Member of the National Assembly for Chipangali West
- Incumbent
- Assumed office August 2026

Member of the National Assembly for Chipangali
- In office September 2006 – August 2021
- Preceded by: Lucas Phiri
- Succeeded by: Andrew Lubusha

Minister of Housing and Infrastructure Development
- In office 20 July 2019 – May 2021
- President: Edgar Lungu
- Preceded by: Ronald Chitotela
- Succeeded by: Charles Milupi

Minister of Local Government
- In office 27 September 2016 – 19 July 2019
- President: Edgar Lungu
- Preceded by: John Phiri
- Succeeded by: Charles Banda

Personal details
- Born: 5 December 1978 (age 47) Zambia
- Party: Movement for Multi-Party Democracy (2006 - 2016) Patriotic Front (2016 - 2021)
- Education: Bachelor of arts in Development Studies
- Profession: Entrepreneur · Politician

= Vincent Mwale =

Zambian politician and former minister of infrastructure and local government

Vincent Mwale (born 5 December 1978) is a Zambian politician who currently serves as the member of parliament for Chipangali West. He previously represented Chipangali Constituency in the National Assembly of Zambia from 2006 to 2021. He served as the Minister of Youth and Sports from February 2015 to May 2016, as the Minister of Local Government and Rural Development from September 2016 to July 2019 and as the Minister of Housing and Infrastructure Development from July 2019 to May 2021 in the cabinet of President Edgar Lungu.

== Career ==
Mwale was elected MP for Chipangali constituency in two consecutive elections (2006 and 2011) as the Movement for Multi-Party Democracy (MMD) candidate. After Edgar Lungu of the Patriotic Front (PF) won the 2015 presidential by-election, he appointed Mwale as the Minister of Youth and Sports in February 2015. Mwale then officially left the MMD to join the PF.
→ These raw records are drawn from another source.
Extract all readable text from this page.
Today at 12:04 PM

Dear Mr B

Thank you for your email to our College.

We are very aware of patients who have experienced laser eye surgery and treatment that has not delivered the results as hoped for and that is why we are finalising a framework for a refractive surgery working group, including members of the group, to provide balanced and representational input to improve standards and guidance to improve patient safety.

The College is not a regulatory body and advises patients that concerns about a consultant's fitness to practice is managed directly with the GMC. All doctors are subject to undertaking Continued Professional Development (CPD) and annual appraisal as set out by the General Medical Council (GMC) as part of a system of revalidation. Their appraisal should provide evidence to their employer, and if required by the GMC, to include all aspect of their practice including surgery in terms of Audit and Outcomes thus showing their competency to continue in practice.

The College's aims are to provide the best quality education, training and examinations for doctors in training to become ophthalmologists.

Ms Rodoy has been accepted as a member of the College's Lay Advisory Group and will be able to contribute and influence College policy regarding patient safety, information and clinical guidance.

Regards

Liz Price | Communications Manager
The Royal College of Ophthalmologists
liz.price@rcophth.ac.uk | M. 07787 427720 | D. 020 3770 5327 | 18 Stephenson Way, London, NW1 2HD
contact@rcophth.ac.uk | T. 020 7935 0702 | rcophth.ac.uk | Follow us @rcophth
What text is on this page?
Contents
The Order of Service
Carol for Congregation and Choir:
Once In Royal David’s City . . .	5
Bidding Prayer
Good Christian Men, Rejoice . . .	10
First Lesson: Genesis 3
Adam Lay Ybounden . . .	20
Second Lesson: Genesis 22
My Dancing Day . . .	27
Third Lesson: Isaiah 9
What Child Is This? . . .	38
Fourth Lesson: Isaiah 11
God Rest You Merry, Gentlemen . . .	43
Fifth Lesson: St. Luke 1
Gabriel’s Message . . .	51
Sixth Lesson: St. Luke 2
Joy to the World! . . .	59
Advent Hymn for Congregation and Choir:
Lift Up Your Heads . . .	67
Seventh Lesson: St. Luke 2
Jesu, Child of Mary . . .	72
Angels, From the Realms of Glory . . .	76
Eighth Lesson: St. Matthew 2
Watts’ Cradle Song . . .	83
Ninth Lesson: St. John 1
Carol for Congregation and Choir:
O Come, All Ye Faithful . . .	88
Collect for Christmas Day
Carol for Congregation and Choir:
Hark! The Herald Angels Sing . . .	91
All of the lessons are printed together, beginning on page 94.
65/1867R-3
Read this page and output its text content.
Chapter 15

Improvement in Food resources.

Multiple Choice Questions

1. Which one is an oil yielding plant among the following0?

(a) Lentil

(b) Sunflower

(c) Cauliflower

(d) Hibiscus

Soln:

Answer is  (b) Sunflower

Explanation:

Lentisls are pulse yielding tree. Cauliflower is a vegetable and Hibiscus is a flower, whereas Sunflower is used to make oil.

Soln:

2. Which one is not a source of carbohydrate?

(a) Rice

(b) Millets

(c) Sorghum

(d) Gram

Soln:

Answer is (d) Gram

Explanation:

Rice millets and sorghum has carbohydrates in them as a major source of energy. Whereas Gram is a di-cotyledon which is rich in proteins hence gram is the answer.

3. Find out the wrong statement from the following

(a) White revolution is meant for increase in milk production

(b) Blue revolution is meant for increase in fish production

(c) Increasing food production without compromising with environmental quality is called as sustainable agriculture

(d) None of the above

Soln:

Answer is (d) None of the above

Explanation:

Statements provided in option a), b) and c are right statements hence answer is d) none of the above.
He stood as the PF candidate in Chipangali constituency at the 2016 general election and was re-elected. President Lungu then appointed Mwale as the Minister of Local Government on 27 September 2016. As Local Government Minister, Mwale promoted revenue generation from waste recycling and completed police housing projects across southern districts.

On 19 July 2019, Mwale was transferred to being the Minister of Housing and Infrastructure Development. Ahead of the 2021 general election, the Patriotic Front party decided to choose Andrew Lubusha to contest in Chipangali constituency, therefore denying Mwale the chance to retain his position.

In May 2026, Mwale applied to be an independent candidate for MP in Chipangali West (a section of where he was previously the MP) at the 2026 general election and he was elected in August 2026.

== Notable initiatives ==
Mwale's constituency development included donation of roofing sheets to schools in Eastern Province and freeing up public-owned sports facilities for redevelopment through his foundation.